Reoffending rates in Scotland have remained stubbornly high over the last decade. An independent evaluation of the Routes Out of Prison project by the University of Edinburgh found that of the 1,500 ex-offenders helped between 2008 and 2010 40% have reoffended. This compared with a national recidivism rate of 44%. Many went into employment, training or education or were supported out of homelessness and into drug rehabilitation services.

It costs around ?35,000 a year to keep someone in prison. In contrast, a life coach costs ?2,100. "The reoffending rates for Scotland are horrendous, but there is also a clear economic argument for this [project]," Russell points out.

The Scottish government has recognised the value of the scheme and last year channelled ?75,000 into it.

McGinley, 50, says his experience is an important element of the success of the project in creating common ground between coach and client: "I'll tell a client anything about my life because, sometimes, if they have dark in their life they need to hear dark in your life to bring it out.

"A probation officer will tell them what to do, but all their lives they have been fighting authority figures telling them what to do. In my experience, the best way to progress is to say, 'You need to find your way to progress.' I'll pull out from them the way they want to do it, and then I'll source how to do it."

McGinley describes how Burrows wanted to change when he first met him but couldn't meet the demands agencies wanted before they would authorise his entry into a detoxification programme. "Billy wanted to come away from all drugs. I spoke to his social worker but she wanted Billy to do A to Z before he would be allowed to go into rehab. But I told her it had to be Billy's way," says McGinley.

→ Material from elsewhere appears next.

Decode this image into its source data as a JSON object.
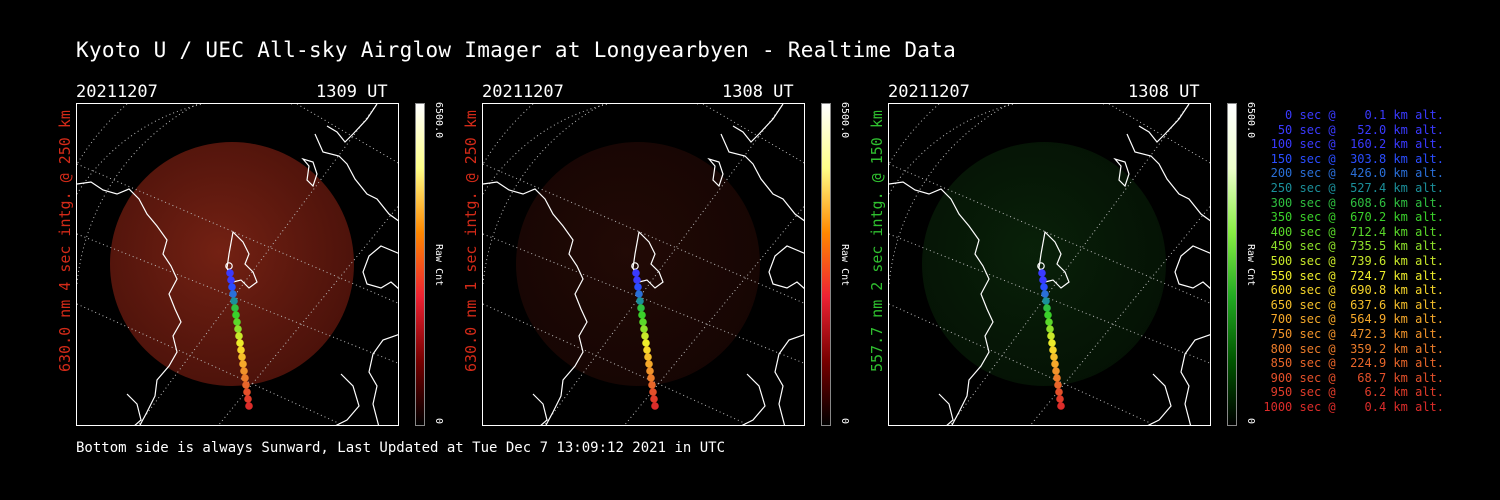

"My belief is the quicker you get someone through the door at rehab when they step up to the mark, the more success you will get with them."

With McGinley's help, Burrows got a place in an abstinence-based rehabilitation programme. Previously, Burrows had been regulating his drug usage by being arrested. "I would go shoplifting which would either help me to get more drugs or, the positive outcome, it would get me back into prison," he explains.

"Prison kept me alive. Any time I was at death's door I would go in there and have a drying out period."

Burrows says his greatest pleasure now is being reconciled with his children, which he never thought possible. "I used to walk past my daughter in the street and not acknowledge her. Part of me thought I don't want anyone to see the wee lassie talking to a drug dealer and junkie; but part of me just didn't want to know because she would get in the way of my drugs.

"I thought my kids would hate me, because I hated myself for not being there and for using drugs in front of them. The first day I met my daughter again, I was just blown away."

Burrows is now looking for voluntary work: "I would like to do for someone what Allan has done for me."

For McGinley, being a life coach has improved his self-esteem and self-respect after decades of gang violence and selling drugs to support his habit. But the real reward, he says, is seeing the transformation in the people he helps. "I love it when you see that they get a flush of colour back on their face, you get half a smile and the death mask is gone. It's so overwhelming to be able to do that for someone."